The pie chart that appears on the run request page is a great
place to start; it lists the most expensive functions (by exclusive wall
time). Hopefully this gets you pointed in the right direction. The sortable
table at the bottom of the page should give you even more detailed
statistics on exactly what your app is up to. I’ve found several
situations where simple functions were placed inside a loop, repeatedly
rechecking the length of a string or for the presence of a character.
strlen()
may not take long once, but on the 3,000th
execution, you might start to care. Clicking on a function call should
reveal which functions call it and what it calls (parent and child,
respectively).
Most-expensive and longest-running
These tabs are incredibly attractive, and you may want to tie yourself to the mast to avoid their siren song. The main failing of this display is that it’s incredibly easy for it to fill with aberrations rather than the norm. Over 24 hours, it’s easy for random (expensive) admin actions, back-catalog search results, and expensive actions like new signups or revocations to add up, especially on a busy site. All of those fail to account for pages that load when other things could be taxing the system (like a backup script or a large file migration). Where the “Hardest Hit” tab aggregates by URL and displays totals, this just looks at those single runs. So, while this tab does display useful information on expensive pages, make sure you look at the stats for specific URLs before spending too much time here. Remember that the page for a specific run will give you the min, max, average, and 95th percentile data as well. That last statistic is incredibly helpful when trying to determine if a page is regular a poor performer, or if those bad runs are just anomalies.

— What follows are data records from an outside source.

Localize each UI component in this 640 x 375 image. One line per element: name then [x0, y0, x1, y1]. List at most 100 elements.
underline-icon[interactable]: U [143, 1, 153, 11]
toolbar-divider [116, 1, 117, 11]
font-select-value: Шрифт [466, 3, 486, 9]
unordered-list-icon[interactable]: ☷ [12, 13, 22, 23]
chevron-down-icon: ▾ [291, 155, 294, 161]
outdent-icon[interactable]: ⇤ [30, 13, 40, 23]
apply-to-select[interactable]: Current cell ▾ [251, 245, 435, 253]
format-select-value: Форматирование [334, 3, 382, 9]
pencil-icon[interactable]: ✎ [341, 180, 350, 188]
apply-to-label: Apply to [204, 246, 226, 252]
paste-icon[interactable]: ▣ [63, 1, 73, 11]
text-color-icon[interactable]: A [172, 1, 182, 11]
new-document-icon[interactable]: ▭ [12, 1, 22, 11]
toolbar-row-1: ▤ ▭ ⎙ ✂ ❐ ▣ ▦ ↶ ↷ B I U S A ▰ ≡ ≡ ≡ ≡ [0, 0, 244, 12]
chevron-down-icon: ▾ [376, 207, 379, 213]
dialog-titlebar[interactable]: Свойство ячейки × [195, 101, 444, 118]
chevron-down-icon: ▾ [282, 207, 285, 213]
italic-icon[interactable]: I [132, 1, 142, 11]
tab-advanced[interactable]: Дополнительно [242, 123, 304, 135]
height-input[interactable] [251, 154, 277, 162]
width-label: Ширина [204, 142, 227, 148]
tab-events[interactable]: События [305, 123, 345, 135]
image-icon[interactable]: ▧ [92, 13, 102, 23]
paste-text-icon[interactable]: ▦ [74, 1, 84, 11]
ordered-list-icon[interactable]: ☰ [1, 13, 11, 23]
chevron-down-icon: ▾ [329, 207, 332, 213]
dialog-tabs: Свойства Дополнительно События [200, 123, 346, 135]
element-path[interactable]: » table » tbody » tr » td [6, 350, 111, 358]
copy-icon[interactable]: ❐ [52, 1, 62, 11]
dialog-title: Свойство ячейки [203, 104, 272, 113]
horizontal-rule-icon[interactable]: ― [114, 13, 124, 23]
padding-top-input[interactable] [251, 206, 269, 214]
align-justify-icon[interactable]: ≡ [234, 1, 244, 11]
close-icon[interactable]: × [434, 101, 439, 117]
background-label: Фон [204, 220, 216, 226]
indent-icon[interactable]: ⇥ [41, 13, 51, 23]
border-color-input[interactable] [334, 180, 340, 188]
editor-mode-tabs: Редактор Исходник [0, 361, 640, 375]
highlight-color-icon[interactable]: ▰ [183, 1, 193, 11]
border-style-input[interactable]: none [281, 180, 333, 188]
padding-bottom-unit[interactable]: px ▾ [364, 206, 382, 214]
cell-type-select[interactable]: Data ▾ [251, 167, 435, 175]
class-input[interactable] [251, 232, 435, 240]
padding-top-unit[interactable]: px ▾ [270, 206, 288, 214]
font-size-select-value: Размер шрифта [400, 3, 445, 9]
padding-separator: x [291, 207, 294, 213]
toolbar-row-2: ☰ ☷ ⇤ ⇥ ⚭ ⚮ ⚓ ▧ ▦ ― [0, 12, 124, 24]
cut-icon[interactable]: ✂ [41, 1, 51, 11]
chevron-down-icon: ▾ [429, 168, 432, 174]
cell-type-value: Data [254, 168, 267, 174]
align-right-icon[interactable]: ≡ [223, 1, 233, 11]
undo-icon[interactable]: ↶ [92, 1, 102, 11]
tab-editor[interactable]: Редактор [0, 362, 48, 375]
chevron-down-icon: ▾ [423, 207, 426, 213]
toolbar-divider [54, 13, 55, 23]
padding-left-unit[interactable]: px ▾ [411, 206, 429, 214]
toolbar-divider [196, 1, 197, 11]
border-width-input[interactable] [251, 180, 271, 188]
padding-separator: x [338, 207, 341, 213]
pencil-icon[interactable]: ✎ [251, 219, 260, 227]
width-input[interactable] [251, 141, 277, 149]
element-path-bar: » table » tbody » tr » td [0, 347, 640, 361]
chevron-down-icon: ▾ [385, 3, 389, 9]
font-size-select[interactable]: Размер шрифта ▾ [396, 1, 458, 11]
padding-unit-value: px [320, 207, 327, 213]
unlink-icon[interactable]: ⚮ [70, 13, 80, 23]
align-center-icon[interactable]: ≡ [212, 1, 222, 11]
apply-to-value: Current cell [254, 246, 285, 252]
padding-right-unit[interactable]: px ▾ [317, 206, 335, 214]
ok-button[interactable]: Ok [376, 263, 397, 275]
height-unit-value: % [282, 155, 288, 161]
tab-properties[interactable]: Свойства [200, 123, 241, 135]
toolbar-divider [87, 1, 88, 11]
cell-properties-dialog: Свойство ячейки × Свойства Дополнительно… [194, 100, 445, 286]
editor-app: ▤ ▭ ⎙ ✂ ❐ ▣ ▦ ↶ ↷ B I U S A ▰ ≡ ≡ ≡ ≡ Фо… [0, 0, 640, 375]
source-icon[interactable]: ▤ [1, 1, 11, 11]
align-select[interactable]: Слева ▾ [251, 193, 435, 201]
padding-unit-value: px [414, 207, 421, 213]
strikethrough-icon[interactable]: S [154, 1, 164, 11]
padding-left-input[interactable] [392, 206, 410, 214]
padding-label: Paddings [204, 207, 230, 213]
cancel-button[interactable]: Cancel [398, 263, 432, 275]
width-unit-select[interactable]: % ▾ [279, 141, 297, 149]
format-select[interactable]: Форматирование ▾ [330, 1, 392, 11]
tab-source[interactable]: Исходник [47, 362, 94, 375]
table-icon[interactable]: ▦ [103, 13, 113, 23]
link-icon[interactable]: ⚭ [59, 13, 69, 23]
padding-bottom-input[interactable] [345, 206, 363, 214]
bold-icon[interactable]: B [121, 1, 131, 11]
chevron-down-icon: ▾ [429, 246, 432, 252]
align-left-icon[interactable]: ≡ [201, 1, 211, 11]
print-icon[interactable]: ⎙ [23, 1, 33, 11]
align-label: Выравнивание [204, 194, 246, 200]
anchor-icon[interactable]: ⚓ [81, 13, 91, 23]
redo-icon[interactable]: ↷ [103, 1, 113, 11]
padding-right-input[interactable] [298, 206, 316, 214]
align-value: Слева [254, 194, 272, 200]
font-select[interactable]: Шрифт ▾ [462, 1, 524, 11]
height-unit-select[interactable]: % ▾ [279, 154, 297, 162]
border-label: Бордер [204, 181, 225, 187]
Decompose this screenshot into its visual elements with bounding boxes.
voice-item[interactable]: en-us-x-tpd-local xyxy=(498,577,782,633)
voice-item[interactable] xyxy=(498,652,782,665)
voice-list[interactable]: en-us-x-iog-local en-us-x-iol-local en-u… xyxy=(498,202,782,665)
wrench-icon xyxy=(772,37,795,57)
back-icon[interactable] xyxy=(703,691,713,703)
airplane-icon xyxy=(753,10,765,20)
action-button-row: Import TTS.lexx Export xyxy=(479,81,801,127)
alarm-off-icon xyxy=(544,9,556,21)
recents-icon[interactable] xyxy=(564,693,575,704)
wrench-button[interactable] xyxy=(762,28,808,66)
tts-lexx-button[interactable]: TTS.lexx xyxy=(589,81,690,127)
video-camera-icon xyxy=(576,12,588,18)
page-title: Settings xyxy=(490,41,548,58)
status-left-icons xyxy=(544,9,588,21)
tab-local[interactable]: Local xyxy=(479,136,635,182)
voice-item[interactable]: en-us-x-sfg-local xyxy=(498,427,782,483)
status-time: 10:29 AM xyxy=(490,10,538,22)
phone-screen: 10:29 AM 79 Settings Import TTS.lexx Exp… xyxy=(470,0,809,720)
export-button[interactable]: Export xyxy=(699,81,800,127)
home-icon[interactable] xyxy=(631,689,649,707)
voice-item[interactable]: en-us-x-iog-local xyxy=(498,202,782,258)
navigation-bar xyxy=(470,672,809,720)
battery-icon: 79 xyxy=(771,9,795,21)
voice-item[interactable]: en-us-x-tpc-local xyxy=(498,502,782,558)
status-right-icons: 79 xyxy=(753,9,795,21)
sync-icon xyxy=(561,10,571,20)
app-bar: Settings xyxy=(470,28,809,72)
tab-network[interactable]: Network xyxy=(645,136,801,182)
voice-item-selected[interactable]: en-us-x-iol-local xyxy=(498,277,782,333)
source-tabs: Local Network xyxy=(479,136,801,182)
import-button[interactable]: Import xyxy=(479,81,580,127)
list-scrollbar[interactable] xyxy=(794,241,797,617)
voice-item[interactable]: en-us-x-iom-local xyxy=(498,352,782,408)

Scripts that I find within these sections generally make poor decisions when it comes to data access, such as queries on columns that haven’t been indexed (or have been indexed poorly), API access running on page load (rather than batched, or handed off to something like Gearman), or on-demand image manipulation (like thumbnail generation).
Most RAM
While this table fails to aggregate results just like “Most Expensive” and “Longest Running”, it does have the advantage of being less prone to background server tasks (those wont affect RAM consumed).
Frequently, I’ll find scripts in this tab that are unnecessarily doubling their RAM requirements, or legacy code doing something silly with triplicates of database results in different variables.
Last trick
Each request has a unique identifier; note one, then load up another. By pasting the first request’s ID in the delta box, you can get a comparison of the two runs. This is particularly helpful if you’re trying to determine how some changes have affected performance.
Effect of opcode caches on XHProf
The standard PHP page load consists of Zend Compile turning your PHP into opcodes, and then Zend Execute running them. Opcode caches allow the first step to be skipped. Since XHProf is started with a PHP function call, the Zend Compile step has passed, whether it was omitted or not. That said, efficiencies added by optimizing the opcodes may appear in your results.